Два года мы в деревню по разным причинам не наведывались. Когда же вернулись к Алевтине на постой, то увидели, что внешне крестьянка изменилась мало и что по-прежнему она встаёт спозаранку и не покладая рук занимается делом.
– Сердце у меня ещё ничего, – сказала Алевтина Степановна, – и с давлением справляюсь, нога вот только что-то взялась болеть. Болит и болит у чиколки (так она попросту называла щиколотку). Ударилась, что ли, где, или отложение солей?.. Но в лес ходить и по дому работать это не мешает, болит терпимо… А посмотрите-ка, сколько я всего наготовила! Пойдёмте, покажу! – И засмеявшись смущенно – оттого, наверно, что вздумала прихвастнуть, – хозяйка повела нас к погребу, его люк выходил в кухню вблизи основания газовой плиты.
До этого случая нам не доводилось заглядывать в погреб к Алевтине. Она сама доставала из него картошку, лук, чеснок, свёклу и морковь, кабачки и тыквы, солёные помидоры, огурцы, грибы, мочёные яблоки, компоты, соки и варенье. Но, конечно, я и жена любопытствовали: что у неё в погребе, бездонный склад фруктово-овощных продуктов, что ли? И вот Алевтина Степановна откинула перед нами крышку люка, зажгла переносную электрическую лампу, подвешенную в погребе к опорному столбу, и указала на приставную лестницу:
– Полезайте.
Мы с женой спустились по лестнице, внучка полезла за нами. Чего только не было в большом прохладном погребе, и всё тут содержалось в полном порядке. Груда картошки лежала у стены за дощатым ограждением. На картофелинах белели корни ростков, оборванных Алевтиной. Клубни моркови и свёклы хранились у неё в деревянных ящиках, пересыпанные речным песком.

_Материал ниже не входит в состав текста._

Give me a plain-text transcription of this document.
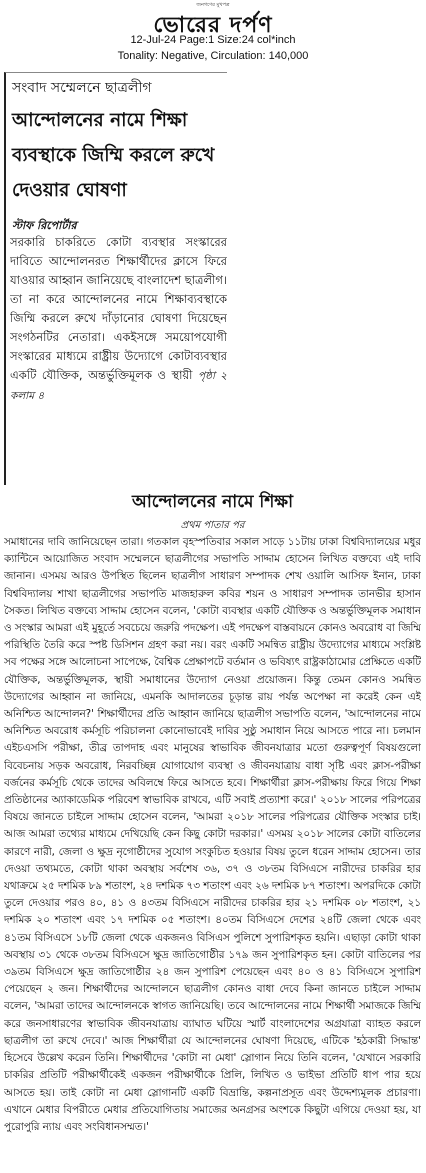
জনগণের মুখপত্র
ভোরের দর্পণ
12-Jul-24 Page:1 Size:24 col*inch
Tonality: Negative, Circulation: 140,000
সংবাদ সম্মেলনে ছাত্রলীগ
আন্দোলনের নামে শিক্ষা ব্যবস্থাকে জিম্মি করলে রুখে দেওয়ার ঘোষণা
স্টাফ রিপোর্টার
সরকারি চাকরিতে কোটা ব্যবস্থার সংস্কারের দাবিতে আন্দোলনরত শিক্ষার্থীদের ক্লাসে ফিরে যাওয়ার আহ্বান জানিয়েছে বাংলাদেশ ছাত্রলীগ। তা না করে আন্দোলনের নামে শিক্ষাব্যবস্থাকে জিম্মি করলে রুখে দাঁড়ানোর ঘোষণা দিয়েছেন সংগঠনটির নেতারা। একইসঙ্গে সময়োপযোগী সংস্কারের মাধ্যমে রাষ্ট্রীয় উদ্যোগে কোটাব্যবস্থার একটি যৌক্তিক, অন্তর্ভুক্তিমূলক ও স্থায়ী পৃষ্ঠা ২ কলাম ৪
আন্দোলনের নামে শিক্ষা
প্রথম পাতার পর
সমাধানের দাবি জানিয়েছেন তারা। গতকাল বৃহস্পতিবার সকাল সাড়ে ১১টায় ঢাকা বিশ্ববিদ্যালয়ের মধুর ক্যান্টিনে আয়োজিত সংবাদ সম্মেলনে ছাত্রলীগের সভাপতি সাদ্দাম হোসেন লিখিত বক্তব্যে এই দাবি জানান। এসময় আরও উপস্থিত ছিলেন ছাত্রলীগ সাধারণ সম্পাদক শেখ ওয়ালি আসিফ ইনান, ঢাকা বিশ্ববিদ্যালয় শাখা ছাত্রলীগের সভাপতি মাজহারুল কবির শয়ন ও সাধারণ সম্পাদক তানভীর হাসান সৈকত। লিখিত বক্তব্যে সাদ্দাম হোসেন বলেন, 'কোটা ব্যবস্থার একটি যৌক্তিক ও অন্তর্ভুক্তিমূলক সমাধান ও সংস্কার আমরা এই মুহূর্তে সবচেয়ে জরুরি পদক্ষেপ। এই পদক্ষেপ বাস্তবায়নে কোনও অবরোধ বা জিম্মি পরিস্থিতি তৈরি করে স্পষ্ট ডিসিশন গ্রহণ করা নয়। বরং একটি সমন্বিত রাষ্ট্রীয় উদ্যোগের মাধ্যমে সংশ্লিষ্ট সব পক্ষের সঙ্গে আলোচনা সাপেক্ষে, বৈশ্বিক প্রেক্ষাপটে বর্তমান ও ভবিষ্যৎ রাষ্ট্রকাঠামোর প্রেক্ষিতে একটি যৌক্তিক, অন্তর্ভুক্তিমূলক, স্থায়ী সমাধানের উদ্যোগ নেওয়া প্রয়োজন। কিন্তু তেমন কোনও সমন্বিত উদ্যোগের আহ্বান না জানিয়ে, এমনকি আদালতের চূড়ান্ত রায় পর্যন্ত অপেক্ষা না করেই কেন এই অনিশ্চিত আন্দোলন?' শিক্ষার্থীদের প্রতি আহ্বান জানিয়ে ছাত্রলীগ সভাপতি বলেন, 'আন্দোলনের নামে অনিশ্চিত অবরোধ কর্মসূচি পরিচালনা কোনোভাবেই দাবির সুষ্ঠু সমাধান নিয়ে আসতে পারে না। চলমান এইচএসসি পরীক্ষা, তীব্র তাপদাহ এবং মানুষের স্বাভাবিক জীবনযাত্রার মতো গুরুত্বপূর্ণ বিষয়গুলো বিবেচনায় সড়ক অবরোধ, নিরবচ্ছিন্ন যোগাযোগ ব্যবস্থা ও জীবনযাত্রায় বাধা সৃষ্টি এবং ক্লাস-পরীক্ষা বর্জনের কর্মসূচি থেকে তাদের অবিলম্বে ফিরে আসতে হবে। শিক্ষার্থীরা ক্লাস-পরীক্ষায় ফিরে গিয়ে শিক্ষা প্রতিষ্ঠানের অ্যাকাডেমিক পরিবেশ স্বাভাবিক রাখবে, এটি সবাই প্রত্যাশা করে।' ২০১৮ সালের পরিপত্রের বিষয়ে জানতে চাইলে সাদ্দাম হোসেন বলেন, 'আমরা ২০১৮ সালের পরিপত্রের যৌক্তিক সংস্কার চাই। আজ আমরা তথ্যের মাধ্যমে দেখিয়েছি কেন কিছু কোটা দরকার।' এসময় ২০১৮ সালের কোটা বাতিলের কারণে নারী, জেলা ও ক্ষুদ্র নৃগোষ্ঠীদের সুযোগ সংকুচিত হওয়ার বিষয় তুলে ধরেন সাদ্দাম হোসেন। তার দেওয়া তথ্যমতে, কোটা থাকা অবস্থায় সর্বশেষ ৩৬, ৩৭ ও ৩৮তম বিসিএসে নারীদের চাকরির হার যথাক্রমে ২৫ দশমিক ৮৯ শতাংশ, ২৪ দশমিক ৭৩ শতাংশ এবং ২৬ দশমিক ৮৭ শতাংশ। অপরদিকে কোটা তুলে দেওয়ার পরও ৪০, ৪১ ও ৪৩তম বিসিএসে নারীদের চাকরির হার ২১ দশমিক ০৮ শতাংশ, ২১ দশমিক ২০ শতাংশ এবং ১৭ দশমিক ০৫ শতাংশ। ৪০তম বিসিএসে দেশের ২৪টি জেলা থেকে এবং ৪১তম বিসিএসে ১৮টি জেলা থেকে একজনও বিসিএস পুলিশে সুপারিশকৃত হয়নি। এছাড়া কোটা থাকা অবস্থায় ৩১ থেকে ৩৮তম বিসিএসে ক্ষুদ্র জাতিগোষ্ঠীর ১৭৯ জন সুপারিশকৃত হন। কোটা বাতিলের পর ৩৯তম বিসিএসে ক্ষুদ্র জাতিগোষ্ঠীর ২৪ জন সুপারিশ পেয়েছেন এবং ৪০ ও ৪১ বিসিএসে সুপারিশ পেয়েছেন ২ জন। শিক্ষার্থীদের আন্দোলনে ছাত্রলীগ কোনও বাধা দেবে কিনা জানতে চাইলে সাদ্দাম বলেন, 'আমরা তাদের আন্দোলনকে স্বাগত জানিয়েছি। তবে আন্দোলনের নামে শিক্ষার্থী সমাজকে জিম্মি করে জনসাধারণের স্বাভাবিক জীবনযাত্রায় ব্যাঘাত ঘটিয়ে স্মার্ট বাংলাদেশের অগ্রযাত্রা ব্যাহত করলে ছাত্রলীগ তা রুখে দেবে।' আজ শিক্ষার্থীরা যে আন্দোলনের ঘোষণা দিয়েছে, এটিকে 'হঠকারী সিদ্ধান্ত' হিসেবে উল্লেখ করেন তিনি। শিক্ষার্থীদের 'কোটা না মেধা' স্লোগান নিয়ে তিনি বলেন, 'যেখানে সরকারি চাকরির প্রতিটি পরীক্ষার্থীকেই একজন পরীক্ষার্থীকে প্রিলি, লিখিত ও ভাইভা প্রতিটি ধাপ পার হয়ে আসতে হয়। তাই কোটা না মেধা স্লোগানটি একটি বিভ্রান্তি, কল্পনাপ্রসূত এবং উদ্দেশ্যমূলক প্রচারণা। এখানে মেধার বিপরীতে মেধার প্রতিযোগিতায় সমাজের অনগ্রসর অংশকে কিছুটা এগিয়ে দেওয়া হয়, যা পুরোপুরি ন্যায় এবং সংবিধানসম্মত।'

С чем-то бочки в углу стояли и многолитровые бутыли тускло поблескивали. Но главное, что мне бросилось в глаза – это множество разновеликих стеклянных банок с консервированными солениями и варениями. Они занимали трёхъярусные полки, и на каждой белела рукописная наклейка. Я даже ради интереса стал наскоро считать банки и на пятидесятой остановился. Когда мы вылезли из погреба, внучка наша первой заговорила с Алевтиной Степановной:
– Как у вас там интересно! Много всего!
Она сызмала была вежливой и ласковой девочкой, но, сделавшись старше и разумнее, приобрела замечательное свойство, какое есть не у всякого взрослого: потребность в нужный момент сказать человеку что-нибудь приятное. Не раз Анюта и меня радовала словами: «Деда, мы с бабушкой прочли твой рассказ, и он нам понравился».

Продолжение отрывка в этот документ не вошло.